Ainsi purifié, le chrétien « doit se revêtir de l’homme nouveau » (Coloss., III, 3-17), qui s’éclaire et se renouvelle sans cesse à l’image de son Créateur : « Revêtez-vous d’entrailles de miséricorde, de bonté, d’humilité, de douceur, de patience, vous supportant les uns les autres et vous perdonnant réciproquement, comme le Seigneur vous a pardonnés. Mais surtout revêtez-vous de la charité, qui est le lien de la perfection ». — Il faut imiter Jésus et ceux qui Lui ressemblent, il faut avoir ses sentiments, prendre l’esprit de ses mystères, de sa Passion, de son crucifiement, de sa mort, de sa sépulture, de son ascension. Ainsi saint Paul souffre-t-il les douleurs de l’enfantement, jusqu’à ce que le Christ soit formé dans l’âme des fidèles, jusqu’à ce que leur âme soit éclairée de la vraie lumière de vie.
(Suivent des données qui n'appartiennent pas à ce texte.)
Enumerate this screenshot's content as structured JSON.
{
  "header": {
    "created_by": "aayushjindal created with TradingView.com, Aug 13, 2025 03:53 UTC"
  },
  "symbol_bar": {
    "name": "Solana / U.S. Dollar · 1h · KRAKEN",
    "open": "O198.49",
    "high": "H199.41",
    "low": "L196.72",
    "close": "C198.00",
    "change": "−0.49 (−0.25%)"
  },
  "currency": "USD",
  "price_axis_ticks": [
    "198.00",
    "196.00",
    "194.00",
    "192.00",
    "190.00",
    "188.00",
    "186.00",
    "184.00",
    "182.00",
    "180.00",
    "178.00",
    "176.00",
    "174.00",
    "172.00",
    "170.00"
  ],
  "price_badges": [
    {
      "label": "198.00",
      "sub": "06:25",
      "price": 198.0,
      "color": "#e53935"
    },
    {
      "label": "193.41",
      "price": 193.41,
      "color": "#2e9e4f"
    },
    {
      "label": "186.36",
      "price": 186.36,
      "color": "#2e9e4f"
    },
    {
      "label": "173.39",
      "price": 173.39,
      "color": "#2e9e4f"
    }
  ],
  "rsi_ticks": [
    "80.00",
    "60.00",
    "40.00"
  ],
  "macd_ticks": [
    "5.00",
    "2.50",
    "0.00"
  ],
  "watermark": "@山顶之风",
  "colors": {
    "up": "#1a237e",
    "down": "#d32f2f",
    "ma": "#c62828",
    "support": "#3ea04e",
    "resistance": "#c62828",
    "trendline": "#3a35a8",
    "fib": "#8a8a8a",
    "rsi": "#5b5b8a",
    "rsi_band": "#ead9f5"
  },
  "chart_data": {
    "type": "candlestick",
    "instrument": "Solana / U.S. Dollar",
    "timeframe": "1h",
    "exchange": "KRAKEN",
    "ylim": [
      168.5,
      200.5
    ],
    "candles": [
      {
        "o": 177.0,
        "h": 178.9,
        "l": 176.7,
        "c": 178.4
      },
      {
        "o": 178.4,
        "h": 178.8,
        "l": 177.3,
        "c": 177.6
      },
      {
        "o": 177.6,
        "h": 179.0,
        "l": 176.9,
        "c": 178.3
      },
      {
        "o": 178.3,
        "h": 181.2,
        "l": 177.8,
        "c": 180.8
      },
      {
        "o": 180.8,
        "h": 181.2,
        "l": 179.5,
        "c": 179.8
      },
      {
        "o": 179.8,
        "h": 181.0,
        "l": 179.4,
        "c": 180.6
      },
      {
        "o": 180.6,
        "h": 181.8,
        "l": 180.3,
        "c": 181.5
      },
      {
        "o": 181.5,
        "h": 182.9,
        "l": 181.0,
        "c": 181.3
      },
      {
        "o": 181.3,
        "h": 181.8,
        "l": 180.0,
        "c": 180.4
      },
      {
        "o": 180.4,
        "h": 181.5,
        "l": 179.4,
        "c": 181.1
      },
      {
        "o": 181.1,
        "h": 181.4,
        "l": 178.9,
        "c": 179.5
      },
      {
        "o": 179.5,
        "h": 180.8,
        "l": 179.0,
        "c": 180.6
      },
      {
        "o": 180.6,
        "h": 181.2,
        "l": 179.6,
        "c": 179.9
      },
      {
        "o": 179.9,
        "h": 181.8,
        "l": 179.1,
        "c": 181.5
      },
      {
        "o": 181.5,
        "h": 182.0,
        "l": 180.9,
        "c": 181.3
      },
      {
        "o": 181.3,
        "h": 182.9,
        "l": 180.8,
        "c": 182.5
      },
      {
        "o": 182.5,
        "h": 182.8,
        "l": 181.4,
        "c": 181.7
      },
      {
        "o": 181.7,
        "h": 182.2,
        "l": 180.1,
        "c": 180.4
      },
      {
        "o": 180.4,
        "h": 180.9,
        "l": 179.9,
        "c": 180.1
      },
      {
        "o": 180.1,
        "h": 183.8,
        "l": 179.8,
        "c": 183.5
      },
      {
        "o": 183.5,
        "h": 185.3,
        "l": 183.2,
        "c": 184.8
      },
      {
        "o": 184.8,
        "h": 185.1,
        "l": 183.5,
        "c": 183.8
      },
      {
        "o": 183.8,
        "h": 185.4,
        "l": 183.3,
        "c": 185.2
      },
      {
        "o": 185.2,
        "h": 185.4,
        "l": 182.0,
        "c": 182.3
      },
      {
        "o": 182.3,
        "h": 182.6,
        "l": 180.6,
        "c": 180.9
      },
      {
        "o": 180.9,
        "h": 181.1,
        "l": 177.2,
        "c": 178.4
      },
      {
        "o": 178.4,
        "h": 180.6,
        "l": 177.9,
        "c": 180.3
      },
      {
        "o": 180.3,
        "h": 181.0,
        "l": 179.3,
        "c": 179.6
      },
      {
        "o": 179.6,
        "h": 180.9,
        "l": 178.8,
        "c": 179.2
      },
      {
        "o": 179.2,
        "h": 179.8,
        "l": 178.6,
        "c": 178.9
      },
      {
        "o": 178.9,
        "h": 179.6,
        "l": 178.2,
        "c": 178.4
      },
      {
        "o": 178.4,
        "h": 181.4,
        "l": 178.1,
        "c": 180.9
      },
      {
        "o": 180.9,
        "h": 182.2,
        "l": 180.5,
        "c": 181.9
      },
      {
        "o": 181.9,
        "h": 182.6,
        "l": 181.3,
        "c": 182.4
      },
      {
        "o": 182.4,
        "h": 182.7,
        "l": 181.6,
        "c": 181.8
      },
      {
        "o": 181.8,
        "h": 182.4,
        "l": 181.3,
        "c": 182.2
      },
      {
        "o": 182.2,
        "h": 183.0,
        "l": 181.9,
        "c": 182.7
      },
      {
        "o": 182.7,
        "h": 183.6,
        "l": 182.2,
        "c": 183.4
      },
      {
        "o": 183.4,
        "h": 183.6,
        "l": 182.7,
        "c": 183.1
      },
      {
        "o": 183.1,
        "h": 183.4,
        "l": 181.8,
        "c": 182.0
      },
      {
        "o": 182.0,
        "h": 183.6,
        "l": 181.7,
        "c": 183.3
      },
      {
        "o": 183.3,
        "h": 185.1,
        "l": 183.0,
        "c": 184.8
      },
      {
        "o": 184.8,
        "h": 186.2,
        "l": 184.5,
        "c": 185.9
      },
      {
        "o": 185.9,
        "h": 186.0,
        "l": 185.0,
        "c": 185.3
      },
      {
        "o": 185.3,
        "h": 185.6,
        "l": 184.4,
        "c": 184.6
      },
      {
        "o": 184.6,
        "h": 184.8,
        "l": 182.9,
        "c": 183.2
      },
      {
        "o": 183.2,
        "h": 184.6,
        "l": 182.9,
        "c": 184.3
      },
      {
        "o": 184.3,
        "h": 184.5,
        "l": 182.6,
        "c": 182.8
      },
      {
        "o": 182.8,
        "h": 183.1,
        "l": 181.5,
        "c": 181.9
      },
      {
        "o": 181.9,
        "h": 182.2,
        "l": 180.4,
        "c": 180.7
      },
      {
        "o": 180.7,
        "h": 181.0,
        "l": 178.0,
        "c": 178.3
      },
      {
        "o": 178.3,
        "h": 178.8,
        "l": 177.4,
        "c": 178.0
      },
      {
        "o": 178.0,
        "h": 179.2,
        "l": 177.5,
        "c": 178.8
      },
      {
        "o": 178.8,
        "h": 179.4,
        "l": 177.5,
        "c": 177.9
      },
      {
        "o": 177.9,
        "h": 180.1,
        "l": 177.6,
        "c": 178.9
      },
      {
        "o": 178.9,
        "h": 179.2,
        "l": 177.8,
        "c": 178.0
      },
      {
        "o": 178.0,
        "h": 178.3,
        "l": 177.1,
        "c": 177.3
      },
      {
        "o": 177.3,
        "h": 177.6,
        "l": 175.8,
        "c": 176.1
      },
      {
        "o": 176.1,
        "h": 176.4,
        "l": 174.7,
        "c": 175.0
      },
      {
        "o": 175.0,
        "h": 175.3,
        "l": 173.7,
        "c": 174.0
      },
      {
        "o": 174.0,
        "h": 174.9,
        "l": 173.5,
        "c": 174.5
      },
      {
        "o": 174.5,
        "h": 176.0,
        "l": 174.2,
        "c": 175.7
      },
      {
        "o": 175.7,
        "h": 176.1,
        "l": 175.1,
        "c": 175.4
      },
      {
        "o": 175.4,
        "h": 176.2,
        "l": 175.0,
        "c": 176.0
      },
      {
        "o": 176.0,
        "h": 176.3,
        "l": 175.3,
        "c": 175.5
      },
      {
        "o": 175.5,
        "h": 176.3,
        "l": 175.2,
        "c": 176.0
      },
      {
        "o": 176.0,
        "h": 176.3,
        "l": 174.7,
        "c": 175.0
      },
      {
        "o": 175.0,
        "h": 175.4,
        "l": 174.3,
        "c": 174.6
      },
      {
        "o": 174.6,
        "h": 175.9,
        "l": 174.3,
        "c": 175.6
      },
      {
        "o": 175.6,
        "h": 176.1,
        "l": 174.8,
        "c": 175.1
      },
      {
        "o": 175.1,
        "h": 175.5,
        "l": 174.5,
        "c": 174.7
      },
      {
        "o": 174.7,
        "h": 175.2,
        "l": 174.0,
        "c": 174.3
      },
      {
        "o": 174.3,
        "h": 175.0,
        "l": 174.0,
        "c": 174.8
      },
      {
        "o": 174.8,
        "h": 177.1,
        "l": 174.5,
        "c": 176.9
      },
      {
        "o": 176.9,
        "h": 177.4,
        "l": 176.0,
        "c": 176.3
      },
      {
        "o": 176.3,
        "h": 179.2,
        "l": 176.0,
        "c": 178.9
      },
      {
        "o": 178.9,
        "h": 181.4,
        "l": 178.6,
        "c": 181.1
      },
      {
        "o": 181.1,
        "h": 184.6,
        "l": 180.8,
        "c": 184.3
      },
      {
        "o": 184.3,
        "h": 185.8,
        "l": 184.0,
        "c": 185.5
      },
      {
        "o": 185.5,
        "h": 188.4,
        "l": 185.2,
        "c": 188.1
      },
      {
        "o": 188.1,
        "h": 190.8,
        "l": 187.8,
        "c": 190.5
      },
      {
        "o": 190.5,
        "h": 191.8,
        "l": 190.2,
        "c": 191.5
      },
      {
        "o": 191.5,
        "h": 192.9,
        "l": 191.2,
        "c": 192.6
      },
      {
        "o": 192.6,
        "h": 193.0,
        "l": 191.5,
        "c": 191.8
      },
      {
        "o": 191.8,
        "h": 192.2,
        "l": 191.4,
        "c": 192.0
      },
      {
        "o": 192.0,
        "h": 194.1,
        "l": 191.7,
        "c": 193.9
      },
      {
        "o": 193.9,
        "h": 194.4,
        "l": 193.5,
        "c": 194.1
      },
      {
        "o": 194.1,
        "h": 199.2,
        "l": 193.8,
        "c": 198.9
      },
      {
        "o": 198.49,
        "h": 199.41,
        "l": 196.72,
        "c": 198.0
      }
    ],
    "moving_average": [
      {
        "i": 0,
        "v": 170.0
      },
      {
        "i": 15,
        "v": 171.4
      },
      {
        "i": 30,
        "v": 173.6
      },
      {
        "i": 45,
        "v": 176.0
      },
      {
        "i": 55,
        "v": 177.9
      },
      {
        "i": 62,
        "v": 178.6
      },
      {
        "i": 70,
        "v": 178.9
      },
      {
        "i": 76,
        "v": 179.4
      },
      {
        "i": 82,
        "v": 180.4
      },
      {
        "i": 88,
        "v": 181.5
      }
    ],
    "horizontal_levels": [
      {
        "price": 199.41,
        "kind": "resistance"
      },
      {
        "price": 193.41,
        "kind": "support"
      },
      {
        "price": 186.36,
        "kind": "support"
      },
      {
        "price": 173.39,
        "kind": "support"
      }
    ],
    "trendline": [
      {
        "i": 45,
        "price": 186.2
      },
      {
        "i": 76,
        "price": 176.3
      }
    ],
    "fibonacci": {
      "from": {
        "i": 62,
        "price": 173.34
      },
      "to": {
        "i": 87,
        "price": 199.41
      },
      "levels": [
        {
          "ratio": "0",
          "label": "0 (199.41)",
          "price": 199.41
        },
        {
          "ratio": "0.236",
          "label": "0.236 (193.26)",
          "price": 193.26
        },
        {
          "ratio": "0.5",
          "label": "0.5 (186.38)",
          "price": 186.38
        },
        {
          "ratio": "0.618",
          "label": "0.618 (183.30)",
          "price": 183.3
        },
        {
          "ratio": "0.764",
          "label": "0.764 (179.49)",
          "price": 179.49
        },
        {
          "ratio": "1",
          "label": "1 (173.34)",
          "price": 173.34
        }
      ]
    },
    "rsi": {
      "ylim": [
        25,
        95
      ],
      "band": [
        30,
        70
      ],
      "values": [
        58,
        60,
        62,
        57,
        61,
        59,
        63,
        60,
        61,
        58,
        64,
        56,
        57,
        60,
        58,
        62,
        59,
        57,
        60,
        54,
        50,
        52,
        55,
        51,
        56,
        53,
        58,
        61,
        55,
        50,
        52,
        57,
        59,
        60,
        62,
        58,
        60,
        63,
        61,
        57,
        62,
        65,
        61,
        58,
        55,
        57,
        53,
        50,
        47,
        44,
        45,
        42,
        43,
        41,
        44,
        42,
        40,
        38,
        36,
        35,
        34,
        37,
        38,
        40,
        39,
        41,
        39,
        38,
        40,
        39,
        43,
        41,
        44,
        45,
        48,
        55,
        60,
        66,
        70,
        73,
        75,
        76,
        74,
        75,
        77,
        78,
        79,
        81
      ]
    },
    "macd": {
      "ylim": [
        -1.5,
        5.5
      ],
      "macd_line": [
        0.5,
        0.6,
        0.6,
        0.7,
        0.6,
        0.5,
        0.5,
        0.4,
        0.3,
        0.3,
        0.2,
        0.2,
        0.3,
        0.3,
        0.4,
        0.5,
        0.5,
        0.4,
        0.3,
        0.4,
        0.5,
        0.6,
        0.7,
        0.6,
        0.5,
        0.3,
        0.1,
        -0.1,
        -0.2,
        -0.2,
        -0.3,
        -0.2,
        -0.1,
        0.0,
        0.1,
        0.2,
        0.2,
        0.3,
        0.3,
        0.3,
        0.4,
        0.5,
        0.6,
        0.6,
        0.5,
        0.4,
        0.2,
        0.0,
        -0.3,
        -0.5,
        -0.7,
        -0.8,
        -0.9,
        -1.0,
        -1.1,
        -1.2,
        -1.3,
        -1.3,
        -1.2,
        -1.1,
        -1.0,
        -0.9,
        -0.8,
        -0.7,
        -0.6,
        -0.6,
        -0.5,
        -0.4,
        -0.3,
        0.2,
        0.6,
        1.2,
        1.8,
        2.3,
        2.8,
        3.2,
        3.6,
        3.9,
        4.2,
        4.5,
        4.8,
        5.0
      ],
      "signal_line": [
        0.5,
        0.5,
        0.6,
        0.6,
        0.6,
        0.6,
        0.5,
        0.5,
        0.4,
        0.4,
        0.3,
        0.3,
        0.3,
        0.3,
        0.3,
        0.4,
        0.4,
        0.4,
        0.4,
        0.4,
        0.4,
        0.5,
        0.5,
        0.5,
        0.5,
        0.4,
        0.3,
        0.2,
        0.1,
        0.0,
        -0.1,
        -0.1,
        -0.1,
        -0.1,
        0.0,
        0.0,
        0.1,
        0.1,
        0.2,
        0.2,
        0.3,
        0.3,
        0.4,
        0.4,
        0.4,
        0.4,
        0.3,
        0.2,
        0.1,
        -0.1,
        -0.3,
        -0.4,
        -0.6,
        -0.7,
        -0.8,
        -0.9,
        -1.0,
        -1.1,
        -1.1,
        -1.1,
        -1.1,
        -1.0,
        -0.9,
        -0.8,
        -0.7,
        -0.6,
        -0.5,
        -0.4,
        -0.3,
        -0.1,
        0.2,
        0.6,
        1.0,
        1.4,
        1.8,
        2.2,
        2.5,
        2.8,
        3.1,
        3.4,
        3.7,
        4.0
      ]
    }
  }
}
Enfin l’âme ainsi éclairée et configurée au Christ doit vivre en union continuelle avec Notre-Seigneur. Col., III, 1-4 : « Si vous êtes ressuscités avec le Christ, recherchez les choses d’en haut, où le Christ demeure assis à la droite de Dieu : affectionnez-vous aux choses d’en haut, et non à celles de la terre, car vous êtes morts, et votre vie est cachée avec le Christ en Dieu. » — Col., III, 15 : « Et que la paix du Christ, à laquelle vous avez été appelés de manière à former un seul corps, règne de vos cœurs; soyez reconnaissants. Que la parole du Christ demeure en vous avec abondance, de telle sorte que vous vous instruisiez et vous avertissiez les uns les autres en toute sagesse; sous l’inspiration de la grâce, que vos cœurs s’épanchent en Dieu en chants, par des psaumes, des hymnes et des cantiques spirituels. Et quoi que ce soit que vous fassiez, en parole ou en œuvre, faites tout au nom du Seigneur Jésus, en rendant par Lui des actions de grâces à Dieu le Père. » — Col., III, 4 : « Et quand le Christ, votre vie, apparaîtra, alors vous apparaîtrez vous aussi avec lui dans la gloire. »

Ainsi, par une sanctification progressive, chaque membre du Christ doit recevoir la vie surnaturelle, jusqu’à ce qu’il arrive à l’âge parfait.